Abstract

Structural sources of power have shifted dramatically in corporate America. Recently, the fracturing of the corporate interlock network threatens corporate managers’ capacity to act as a unified group in support of their shared interests, potentially destroying managerialism and elevating shareholder power. Paradoxically, however, the fracturing of the corporate elite has not led to a widespread retreat of managerialism. Corporate managers have replaced their collective structural resources, embedded in their board interlock network, with organizational structural resources located within their firms. By adopting lone-insider board structures where the CEO is the only employee on the board of directors, CEOs establish brokerage positions within their focal firms, allowing them to preserve their autonomy even as the broader network withers.
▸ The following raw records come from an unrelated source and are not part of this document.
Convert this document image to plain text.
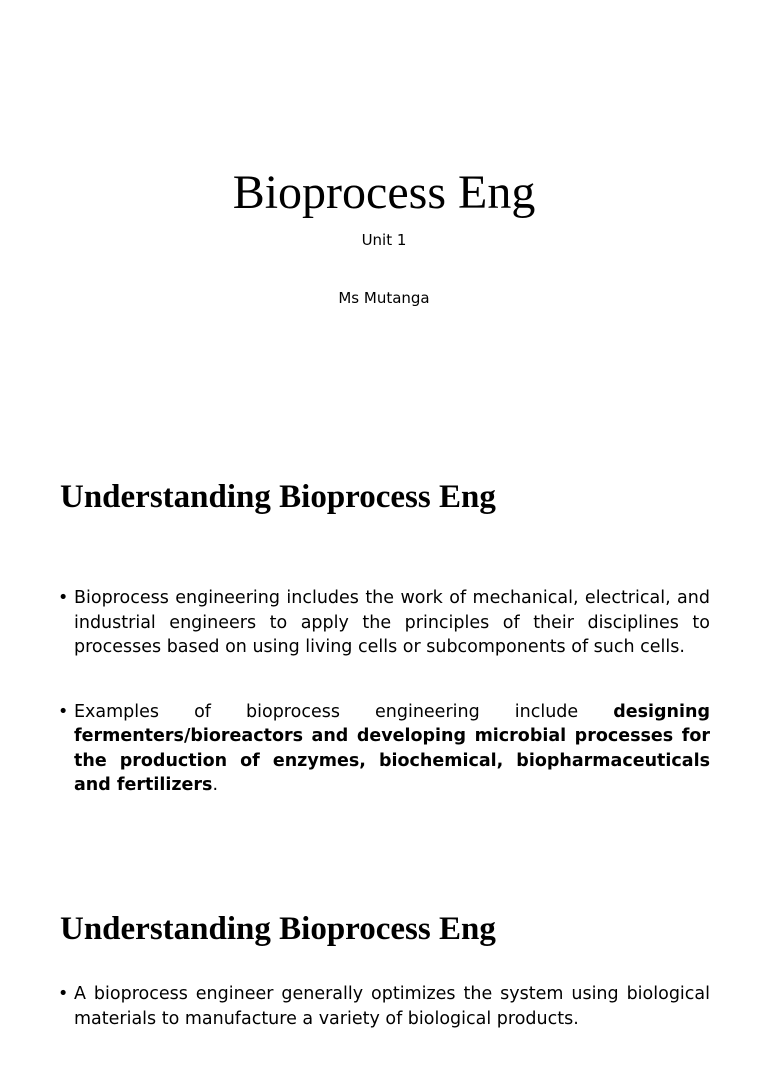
Bioprocess Eng

Unit 1

Ms Mutanga

Understanding Bioprocess Eng
• Bioprocess engineering includes the work of mechanical, electrical, and industrial engineers to apply the principles of their disciplines to processes based on using living cells or subcomponents of such cells.
• Examples of bioprocess engineering include designing fermenters/bioreactors and developing microbial processes for the production of enzymes, biochemical, biopharmaceuticals and fertilizers.
Understanding Bioprocess Eng
• A bioprocess engineer generally optimizes the system using biological materials to manufacture a variety of biological products.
Firms nested in cohesive communities were the first to adopt lone-insider boards, supplementing and eventually replacing closure with brokerage as a structural resource. These alternative structural resources operated to preserve managerialism during different times. Network closure traditionally helped to preserve managerialism against shareholder pressure, but this effect disappeared as the network fragmented in the mid-2000s. In its absence, managers increasingly relied on organizational brokerage positions to maintain their autonomy. Consequently, managerialism remains surprisingly robust in the era of a fractured corporate board interlock network because top managers have become more focused on establishing positions of power within their own firms.